The other side of this coin is that it is a good time to be a young oncologist. Wherever one wants to practice there will be an opportunity. But here too lies a role for ASCO. Ironically, these young physicians are facing increasing challenges brought about by many choices. They are making life choices with few resources to call upon to help them with decisions. Do they stay in academics or go into private practice? If academics, what are the pitfalls of that world? And if practice, how does one evaluate a particular organization? Small group or large group? Institutional employment? Whatever the choices, how does one evaluate a contract? Whom does one ask for help?
At our annual meeting, ASCO has provided a bit of insight into some of these issues, but we have not developed a systematic or robust set of resources that young oncologists can call upon for aid. As these young physicians are our future, our organization should do more.

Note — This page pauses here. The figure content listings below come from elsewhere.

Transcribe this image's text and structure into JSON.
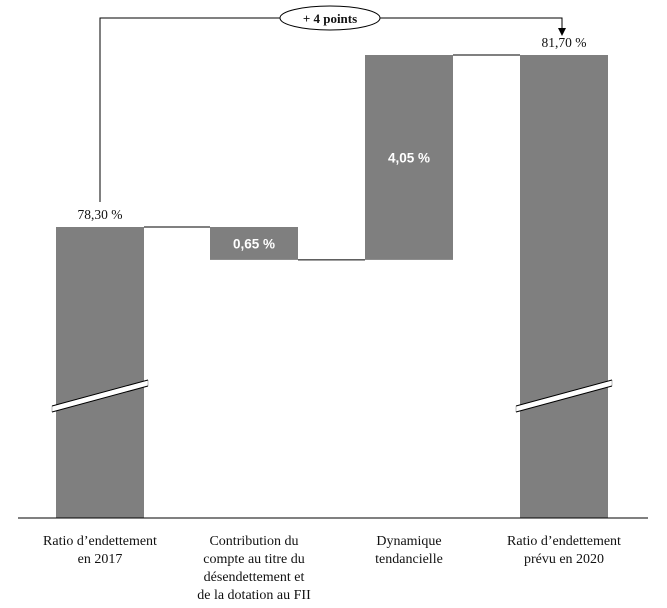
{
  "chart_data": {
    "type": "bar",
    "subtype": "waterfall",
    "categories": [
      [
        "Ratio d’endettement",
        "en 2017"
      ],
      [
        "Contribution du",
        "compte au titre du",
        "désendettement et",
        "de la dotation au FII"
      ],
      [
        "Dynamique",
        "tendancielle"
      ],
      [
        "Ratio d’endettement",
        "prévu en 2020"
      ]
    ],
    "values": [
      78.3,
      0.65,
      4.05,
      81.7
    ],
    "value_labels": [
      "78,30 %",
      "0,65 %",
      "4,05 %",
      "81,70 %"
    ],
    "bar_kinds": [
      "total",
      "decrease",
      "increase",
      "total"
    ],
    "axis_break": true,
    "annotation": "+ 4 points",
    "colors": {
      "bar": "#7f7f7f",
      "line": "#000000"
    }
  }
}
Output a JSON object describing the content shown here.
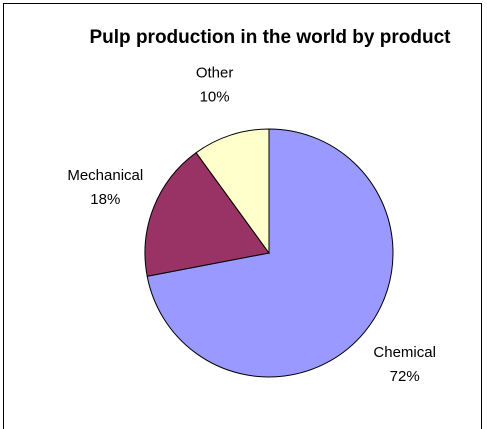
{
  "chart_data": {
    "type": "pie",
    "title": "Pulp production in the world by product",
    "categories": [
      "Chemical",
      "Mechanical",
      "Other"
    ],
    "values": [
      72,
      18,
      10
    ],
    "value_labels": [
      "72%",
      "18%",
      "10%"
    ],
    "colors": [
      "#9999ff",
      "#993366",
      "#ffffcc"
    ]
  }
}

Both sides of this issue were highlighted at CPC meetings this spring. Our committee heard an interval report from Dr. Michael Goldstein concerning the ASCO Workforce Study. Ongoing is a survey of our membership to get a better handle on the demographics of oncology and “our” attitudes towards work. Be alert at the ASCO meeting this year to hear more, and watch for publication of this report. It will provide insight that will allow us to develop better coping strategies.

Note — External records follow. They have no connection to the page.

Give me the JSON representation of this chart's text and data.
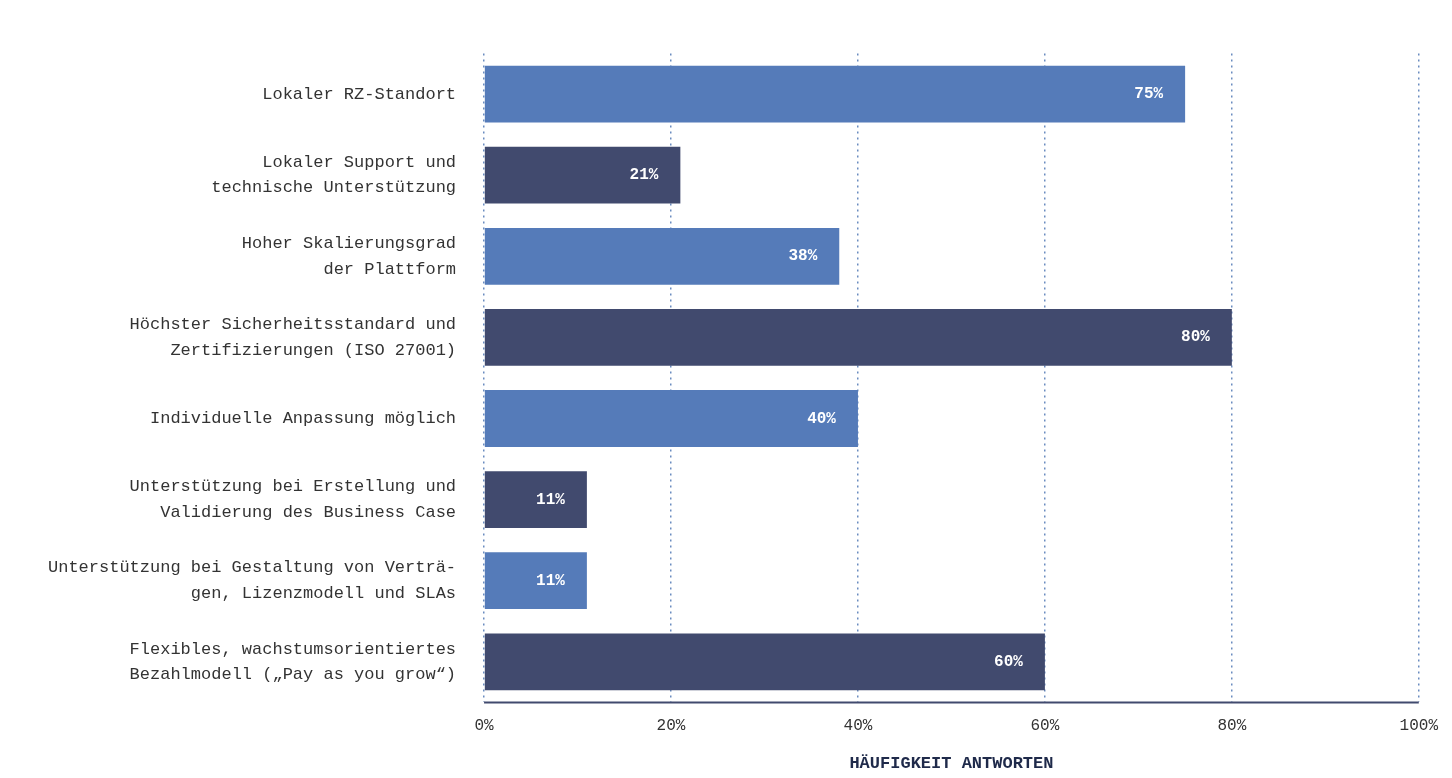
{
  "chart_data": {
    "type": "bar",
    "orientation": "horizontal",
    "categories": [
      "Lokaler RZ-Standort",
      "Lokaler Support und\ntechnische Unterstützung",
      "Hoher Skalierungsgrad\nder Plattform",
      "Höchster Sicherheitsstandard und\nZertifizierungen (ISO 27001)",
      "Individuelle Anpassung möglich",
      "Unterstützung bei Erstellung und\nValidierung des Business Case",
      "Unterstützung bei Gestaltung von Verträ-\ngen, Lizenzmodell und SLAs",
      "Flexibles, wachstumsorientiertes\nBezahlmodell („Pay as you grow“)"
    ],
    "values": [
      75,
      21,
      38,
      80,
      40,
      11,
      11,
      60
    ],
    "colors": [
      "#557bb9",
      "#414a6e",
      "#557bb9",
      "#414a6e",
      "#557bb9",
      "#414a6e",
      "#557bb9",
      "#414a6e"
    ],
    "value_labels": [
      "75%",
      "21%",
      "38%",
      "80%",
      "40%",
      "11%",
      "11%",
      "60%"
    ],
    "xlabel": "HÄUFIGKEIT ANTWORTEN",
    "xlim": [
      0,
      100
    ],
    "xticks": [
      {
        "value": 0,
        "label": "0%"
      },
      {
        "value": 20,
        "label": "20%"
      },
      {
        "value": 40,
        "label": "40%"
      },
      {
        "value": 60,
        "label": "60%"
      },
      {
        "value": 80,
        "label": "80%"
      },
      {
        "value": 100,
        "label": "100%"
      }
    ],
    "grid": "x",
    "legend": false
  }
}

As well, the CPC is actively collaborating with the Career Development Committee to enlarge upon the resources that Fellows can call upon to learn about all aspects of careers in oncology. The goal is not only to provide clear and complete descriptions of the many areas of work available, but also to provide an array of practical tools that trainees can use—tools that will include information about contracts, pitfalls in organizations of which to be aware, information about advisors that need to be consulted, and others. Elsewhere in this issue, the JOP is initiating a series of articles to highlight aspects of this quest. As well, the Career Development Committee is working to develop a comprehensive resource for Fellows. It is envisioned that this will be a resource that will be regularly updated and be tied to the annual meeting's educational efforts. Another area ASCO is exploring is the issue of mid-career changes. Many mature oncologists change from academic to community practice and vice versa. These ASCO members are seeking advice as well. CPC members, especially Dean Gesme, MD, have been actively engaged in leading this effort.

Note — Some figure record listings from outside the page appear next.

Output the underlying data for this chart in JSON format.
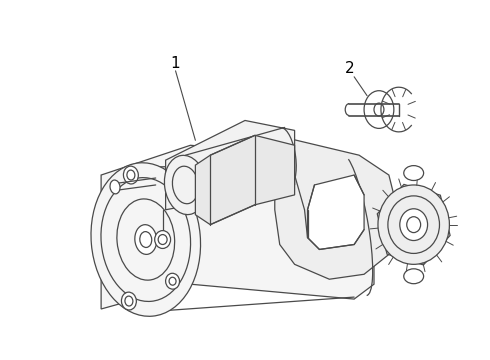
{
  "background_color": "#ffffff",
  "line_color": "#4a4a4a",
  "label_color": "#000000",
  "label_1": "1",
  "label_2": "2",
  "figsize": [
    4.9,
    3.6
  ],
  "dpi": 100,
  "lw": 0.9
}
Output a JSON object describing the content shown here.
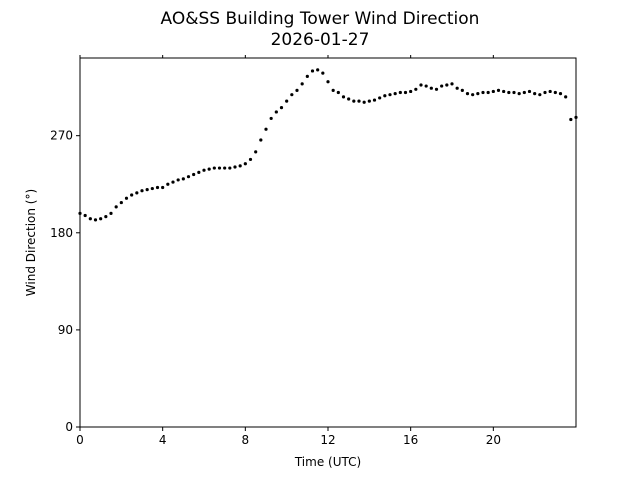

The science of oncology is rapidly expanding our capabilities. ASCO is providing a voice to respond to both aspects of this generational crisis. I hope to see my practice renewed by a young spirit, and have time to appreciate Shakespeare!
I have had the privilege to write this column over the last year. With this issue, I turn the pen over to Peter Paul Yu, MD, incoming chair of the CPC (see the feature on Dr. Yu in this issue). The JOP is giving voice to important issues affecting our profession, and using the discipline of science to illuminate them. Congratulations on a wonderful first year to Dr. Doug Blayney and his staff at the JOP.